There’s a lot that has gone into tempting us out from sitting in our room. Director Rebecca Frecknall and designer Tom Scutt have done an awesome job in reconfiguring the Playhouse Theatre into the risqué surroundings of The Kit Kat Club. From sweatily intimate pre-show entertainment (that could possibly benefit from a touch of crowd control) to a transformed auditorium, there’s no doubting the welcome im cabaret, au cabaret, to Cabaret…
And for the eye-wincing levels that ticket prices go up to in this first casting period, as well that welcome should be extended. There’s a lot that works supremely well in this production of John Kander, Fred Ebb and Joe Masteroff’s iconic musical. The dazzle of recognisable showtunes is stripped away to focus on the uncompromising weight of a narrative about the untrammelled rise of fascism, ostensibly in 1930s Germany but in reality, in any society at all.
Eddie Redmayne’s electrifying Emcee is a prowling presence throughout the entire show. If he’s not conducting from the stage, he’s purring into the ears of audience members, controlling and co-opting us into the ever-darkening tone. And Jessie Buckley is at times extraordinary as would-be cabaret star Sally Bowles, connecting her songs to her disintegrating mental state in a boldly awe-inspiring manner that shatters expectation.

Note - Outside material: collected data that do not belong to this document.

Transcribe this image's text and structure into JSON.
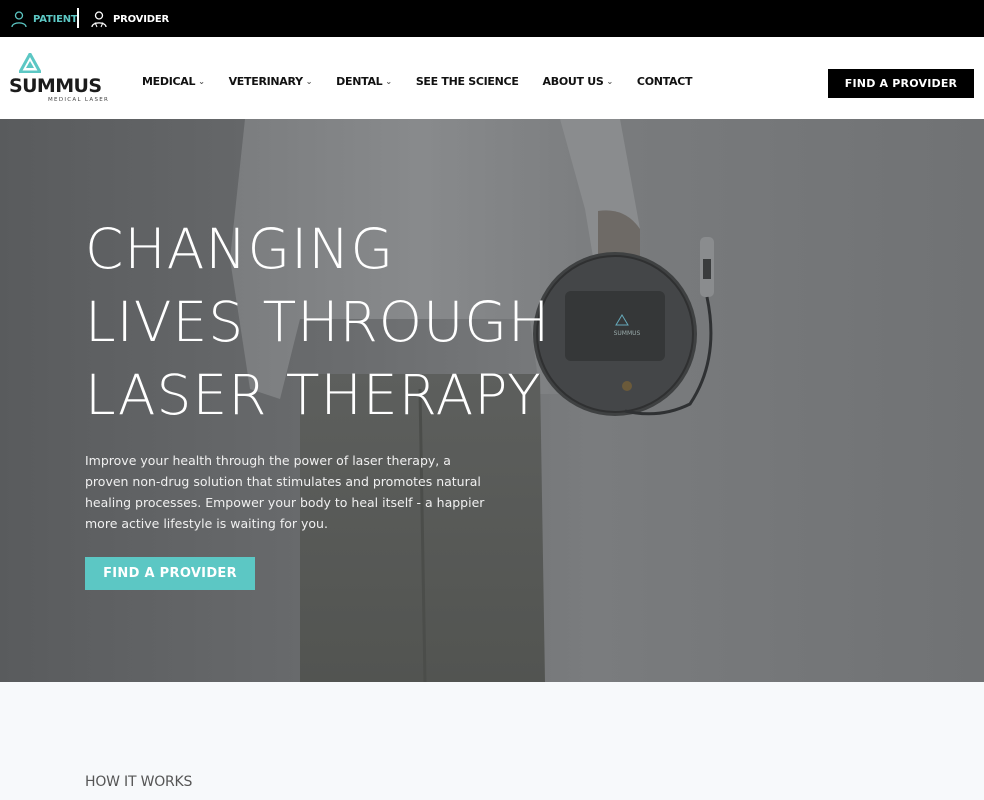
{
  "topbar": {
    "patient_label": "PATIENT",
    "provider_label": "PROVIDER",
    "patient_color": "#5cc7c4",
    "patient_icon": "person-outline-icon",
    "provider_icon": "provider-outline-icon"
  },
  "brand": {
    "name": "SUMMUS",
    "tagline": "MEDICAL LASER",
    "accent": "#5cc7c4"
  },
  "nav": {
    "items": [
      {
        "label": "MEDICAL",
        "has_dropdown": true
      },
      {
        "label": "VETERINARY",
        "has_dropdown": true
      },
      {
        "label": "DENTAL",
        "has_dropdown": true
      },
      {
        "label": "SEE THE SCIENCE",
        "has_dropdown": false
      },
      {
        "label": "ABOUT US",
        "has_dropdown": true
      },
      {
        "label": "CONTACT",
        "has_dropdown": false
      }
    ],
    "cta_label": "FIND A PROVIDER"
  },
  "hero": {
    "title_lines": [
      "CHANGING",
      "LIVES THROUGH",
      "LASER THERAPY"
    ],
    "description": "Improve your health through the power of laser therapy, a proven non-drug solution that stimulates and promotes natural healing processes. Empower your body to heal itself - a happier more active lifestyle is waiting for you.",
    "cta_label": "FIND A PROVIDER",
    "device_label": "SUMMUS"
  },
  "how_it_works": {
    "label": "HOW IT WORKS"
  }
}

Both performances push hard to break through convention and there are moments when it is occasionally too much, a little too weird and too cracked, this Sally’s relationship to Omari Douglas’ Clifford suffers as a result. But tenderness is there from Liza Sadovy and Elliot Levey’s late-blooming romance. And pride too, in Julia Cheng’s brilliantly individualistic choreography, until jackbooted oppression and conformity wins the day. Not worth £250 to sit in the dress circle (what could ever!) but definitely worth stalking the website obsessively for returns.